The emails, reported by taxpayers, promise a tax refund in exchange for personal, credit card or banking details. Responding to the emails leads to risks of fraud and the selling-on of the taxpayer's details to criminals.
Taxpayers are tricked into handing over their information by the apparent authenticity of the emails, often linking to clones of HMRC's website.
HMRC closed down 522 illegal sites in 2012. The emails originated from countries including the USA, Russia, Japan and central and eastern Europe.
Gareth Lloyd, head of digital security for HMRC, said: "HMRC does not email customers about tax refunds - we only ever contact customers who are genuinely due tax back in writing, by post."

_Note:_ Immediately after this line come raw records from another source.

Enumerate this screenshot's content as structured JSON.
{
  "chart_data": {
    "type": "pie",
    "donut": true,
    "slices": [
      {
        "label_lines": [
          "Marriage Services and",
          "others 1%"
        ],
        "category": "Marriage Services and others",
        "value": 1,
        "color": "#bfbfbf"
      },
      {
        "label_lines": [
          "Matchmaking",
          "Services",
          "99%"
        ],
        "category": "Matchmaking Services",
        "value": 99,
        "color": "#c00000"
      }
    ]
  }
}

Lloyd added that anyone receiving an email offering a tax rebate, claiming to be from HMRC, should delete it permanently.
He said: "HMRC does everything it can to ensure customers are safe online and we are working closely with other law enforcement agencies to target the criminals behind this serious crime."
HMRC advise not clicking on websites or links contained in suspicious emails or opening attachments. They also recommend forwarding suspicious emails to firstname.lastname@example.org.
Further advice is published at www.hmrc.gov.uk/security/index.htm.